人類にとって、精霊が滅びるということは死活問題である。精霊の助力がなければ、人類は極めて非効率的な魔法の構築しか出来ず、長い詠唱と多大な魔力が必要になる。そして、それが普通だった時代のことを。
「かつての対魔戦争の時代の再来じゃない」
かつて、人類が一致団結し、魔物とその生存を賭けて争っていた時代。剣と弓矢、そして稚拙な魔法が人類の唯一の武器であった。
その時代を終わらせたのが人と聖霊の出会い。
名も残らぬ数多の英雄達が、その叡智を集め精霊との契約による上級魔法の行使と魔導鎧という規格外の兵器を生み出し、一気にパワーバランスを人類側に傾けて対魔戦争を終わらせた。

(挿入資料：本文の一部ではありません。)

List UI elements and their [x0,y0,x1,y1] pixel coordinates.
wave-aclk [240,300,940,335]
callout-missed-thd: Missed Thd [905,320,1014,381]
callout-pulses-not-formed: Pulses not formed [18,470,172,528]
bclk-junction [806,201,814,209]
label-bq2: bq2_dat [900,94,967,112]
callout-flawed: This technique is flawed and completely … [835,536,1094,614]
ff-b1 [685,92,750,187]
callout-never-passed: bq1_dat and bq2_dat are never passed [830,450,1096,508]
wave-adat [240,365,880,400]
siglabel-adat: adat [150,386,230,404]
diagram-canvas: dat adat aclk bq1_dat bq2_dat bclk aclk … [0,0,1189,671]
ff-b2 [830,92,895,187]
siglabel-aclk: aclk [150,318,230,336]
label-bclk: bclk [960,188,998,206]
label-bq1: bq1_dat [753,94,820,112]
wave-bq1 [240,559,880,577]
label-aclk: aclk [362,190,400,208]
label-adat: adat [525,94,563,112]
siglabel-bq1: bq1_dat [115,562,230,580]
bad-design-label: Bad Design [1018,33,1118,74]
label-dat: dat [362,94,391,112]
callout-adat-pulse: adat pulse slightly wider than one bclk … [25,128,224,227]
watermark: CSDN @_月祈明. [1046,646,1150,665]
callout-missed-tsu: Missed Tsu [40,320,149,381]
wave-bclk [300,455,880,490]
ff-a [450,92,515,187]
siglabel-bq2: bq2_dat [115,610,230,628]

「そうなるのは、皆困りますから、天啓の指し示した災厄を喚ぶ前に門と呼称される何かを破壊、もしくは殺害するのが今の教国の最大目標です」
巫女の口から物騒な単語が飛び出す。最初は口に出すことを反対する立場であったナターリアも、うんうんと頷きながら話を聞いている。教国に属する彼女にとって、それは崇高な使命であり生命を賭けてでも成し遂げなければならない。
「ところでリネア……」
巫女の口の端が釣り上がると、リネアの顔に自らの顔を近づけ、そっと耳打ちする。
「貴方"使い魔の召喚"で人間を召喚したって話だけど……」
まだ暑さとは程遠い季節の筈なのに、リネアの顔に汗が伝う。